Se rendre justice en Guinée est devenu une pratique courante. C'est pour cela, le Conseil National des Femmes du Bloc Libéral a, à travers une lettre ouverte adressée au Président Alpha Condé, exprimé son indignation face aux différents cas de vindicte populaire constatée ces derniers temps dans le pays. Cette déclaration a été rendue publique ce mercredi 11 janvier 2017.
Dans cette déclaration, le Conseil National des Femmes du Bloc Libéral (BL)a par la voix de Mme Bangoura Roughiatou Bah, indiqué que des reformes ont été engagées dans certains départements clés du pays. Mais pour ces femmes, les résultats de ces reformes engagées dans les secteurs vitaux du pays sont loin de répondre aux aspirations du peuple.
« Le conseil national des femmes du Bloc Libéral constate avec un profond regret et une grande amertume, l’usage de la justice populaire par les citoyens. Au cours de ces deux dernières années, nous avons assisté à la montée en puissance de ce phénomène dans plusieurs localités du territoire national. Les cas de Siguiri, de Nzérékoré, de Kissidougou en sont les illustrations les plus éloquentes », dénonce les femmes du BL.
Poursuivant, le conseil national des femmes du BL a déclaré que la justice populaire qui est le stade suprême de la cruauté humaine n’a pas sa place dans un Etat de Droit. C’est pourquoi, précisent les femmes du BL, « le recours à cette pratique résulte de la défaillance tant bien de notre système judiciaire que sécuritaire.
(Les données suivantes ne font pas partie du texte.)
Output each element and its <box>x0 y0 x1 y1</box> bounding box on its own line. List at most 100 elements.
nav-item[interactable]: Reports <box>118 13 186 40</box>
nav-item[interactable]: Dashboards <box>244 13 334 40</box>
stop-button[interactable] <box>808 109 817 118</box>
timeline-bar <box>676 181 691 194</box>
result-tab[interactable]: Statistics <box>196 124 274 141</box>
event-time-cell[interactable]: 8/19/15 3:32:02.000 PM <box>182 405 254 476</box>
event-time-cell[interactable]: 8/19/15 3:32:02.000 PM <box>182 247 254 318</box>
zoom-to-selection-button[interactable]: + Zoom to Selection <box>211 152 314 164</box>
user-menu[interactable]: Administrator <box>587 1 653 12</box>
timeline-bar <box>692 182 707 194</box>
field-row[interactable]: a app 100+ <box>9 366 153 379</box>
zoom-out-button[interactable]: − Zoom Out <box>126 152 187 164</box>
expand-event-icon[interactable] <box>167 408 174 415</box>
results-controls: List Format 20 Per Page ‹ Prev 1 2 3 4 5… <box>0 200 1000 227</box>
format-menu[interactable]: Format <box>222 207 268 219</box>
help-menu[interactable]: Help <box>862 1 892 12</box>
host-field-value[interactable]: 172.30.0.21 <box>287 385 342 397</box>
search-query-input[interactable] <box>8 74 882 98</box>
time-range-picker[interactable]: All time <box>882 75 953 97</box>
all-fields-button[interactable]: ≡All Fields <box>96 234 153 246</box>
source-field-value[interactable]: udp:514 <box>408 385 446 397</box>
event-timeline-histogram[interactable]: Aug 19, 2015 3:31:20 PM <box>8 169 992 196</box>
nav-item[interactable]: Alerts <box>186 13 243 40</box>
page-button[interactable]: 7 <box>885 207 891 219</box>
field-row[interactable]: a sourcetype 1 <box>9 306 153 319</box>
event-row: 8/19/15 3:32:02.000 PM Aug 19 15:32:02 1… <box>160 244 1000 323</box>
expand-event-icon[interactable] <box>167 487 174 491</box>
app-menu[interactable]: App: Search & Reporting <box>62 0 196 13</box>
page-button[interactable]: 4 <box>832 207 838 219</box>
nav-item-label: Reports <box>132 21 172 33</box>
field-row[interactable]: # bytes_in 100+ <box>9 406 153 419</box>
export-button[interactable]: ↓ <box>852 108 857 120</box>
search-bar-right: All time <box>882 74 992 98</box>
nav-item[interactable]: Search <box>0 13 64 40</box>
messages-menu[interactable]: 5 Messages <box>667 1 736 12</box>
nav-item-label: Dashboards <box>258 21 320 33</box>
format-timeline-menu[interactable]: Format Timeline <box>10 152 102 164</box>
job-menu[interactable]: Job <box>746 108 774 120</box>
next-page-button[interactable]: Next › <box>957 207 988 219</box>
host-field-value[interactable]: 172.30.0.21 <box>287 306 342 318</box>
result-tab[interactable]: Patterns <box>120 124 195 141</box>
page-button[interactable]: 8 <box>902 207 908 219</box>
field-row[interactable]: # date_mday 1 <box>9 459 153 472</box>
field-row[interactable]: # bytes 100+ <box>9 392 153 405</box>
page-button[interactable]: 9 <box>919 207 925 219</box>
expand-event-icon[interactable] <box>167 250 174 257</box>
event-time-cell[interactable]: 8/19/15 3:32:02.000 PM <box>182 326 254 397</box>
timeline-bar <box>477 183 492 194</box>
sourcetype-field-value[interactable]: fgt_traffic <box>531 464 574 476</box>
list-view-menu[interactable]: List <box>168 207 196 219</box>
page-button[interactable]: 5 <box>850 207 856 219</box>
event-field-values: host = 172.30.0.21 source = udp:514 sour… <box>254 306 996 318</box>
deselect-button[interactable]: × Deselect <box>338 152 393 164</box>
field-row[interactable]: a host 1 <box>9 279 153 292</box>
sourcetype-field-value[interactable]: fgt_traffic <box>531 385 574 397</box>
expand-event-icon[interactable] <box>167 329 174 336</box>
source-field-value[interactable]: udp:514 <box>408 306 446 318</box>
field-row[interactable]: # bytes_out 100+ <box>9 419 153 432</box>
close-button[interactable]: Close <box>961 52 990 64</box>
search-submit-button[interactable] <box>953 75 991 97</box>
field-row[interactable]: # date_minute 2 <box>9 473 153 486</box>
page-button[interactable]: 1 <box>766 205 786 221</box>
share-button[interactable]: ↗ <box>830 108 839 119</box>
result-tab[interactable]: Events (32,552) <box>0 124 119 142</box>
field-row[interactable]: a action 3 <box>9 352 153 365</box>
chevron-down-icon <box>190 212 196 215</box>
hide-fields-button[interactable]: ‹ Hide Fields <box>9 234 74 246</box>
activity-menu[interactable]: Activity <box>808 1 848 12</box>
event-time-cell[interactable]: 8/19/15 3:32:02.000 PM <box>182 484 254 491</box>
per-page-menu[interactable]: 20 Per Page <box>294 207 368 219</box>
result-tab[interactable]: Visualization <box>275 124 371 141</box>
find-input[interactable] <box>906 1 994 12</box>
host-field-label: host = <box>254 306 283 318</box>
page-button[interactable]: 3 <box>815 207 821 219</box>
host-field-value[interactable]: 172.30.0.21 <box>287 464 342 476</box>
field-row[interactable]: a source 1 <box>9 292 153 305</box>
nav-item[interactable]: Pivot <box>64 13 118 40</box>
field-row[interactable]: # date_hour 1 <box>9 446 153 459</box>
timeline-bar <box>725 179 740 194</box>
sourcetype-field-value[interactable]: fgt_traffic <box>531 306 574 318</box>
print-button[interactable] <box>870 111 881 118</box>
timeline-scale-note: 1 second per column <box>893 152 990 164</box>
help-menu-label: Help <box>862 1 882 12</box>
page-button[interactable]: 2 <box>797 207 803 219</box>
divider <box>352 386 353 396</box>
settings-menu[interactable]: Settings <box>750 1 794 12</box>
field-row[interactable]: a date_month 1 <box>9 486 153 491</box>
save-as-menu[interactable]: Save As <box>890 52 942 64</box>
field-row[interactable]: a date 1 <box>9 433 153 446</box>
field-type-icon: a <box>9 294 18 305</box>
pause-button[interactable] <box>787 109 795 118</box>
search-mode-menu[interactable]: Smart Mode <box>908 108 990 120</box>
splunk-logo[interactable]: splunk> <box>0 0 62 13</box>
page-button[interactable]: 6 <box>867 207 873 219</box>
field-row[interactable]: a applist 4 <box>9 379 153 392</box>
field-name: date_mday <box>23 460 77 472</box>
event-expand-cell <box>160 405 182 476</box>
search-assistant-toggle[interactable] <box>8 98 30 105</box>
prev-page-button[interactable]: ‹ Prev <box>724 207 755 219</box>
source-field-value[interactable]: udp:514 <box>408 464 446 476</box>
Cette pratique est en violation flagrante de la Constitution guinéenne, notamment en son article 9 qui consacre la présomption d’innocence, et elle contribue à fragiliser les institutions républicaines ».
« Le recours à cette pratique nous rappelle l’une de vos déclarations en 2010 à savoir ‘’j’ai hérité d’u pays et non d’un Etat’’. Cette déclaration qui avait suscité tant d’espoir chez les Guinéens, n’a existé que dans les fantasmes. Nous sommes donc au regret de constater que jusqu’à ce jour, l’Etat n’existe pratiquement pas », a indiqué les femmes dans leur déclaration.
Face à cette situation alarmante, le conseil national des femmes du BL a exhorté le président Alpha Condé de prendre en considération leur cri de cœur en faisant en sorte que justice soit rendue sur ses actes. « Nous vous exhortons d’instruire vos ministres de la justice et de la sécurité de mettre tout en œuvre pour qu’il y ait une justice équitable et efficace, de lutter contre la corruption, le favoritisme, la médiocrité dans le secteur de la justice et de la sécurité », recommande-t-elles.
Et de tout « mettre tout en œuvre pour garantir la sécurité de nos compatriotes et de leurs biens sur toute l’étendue du territoire, éviter le recours à l’instinct et professionnaliser les agents de maintien d’ordre et des services de sécurité pour légitimer leur action dans le souci de préserver la quiétude sociale ».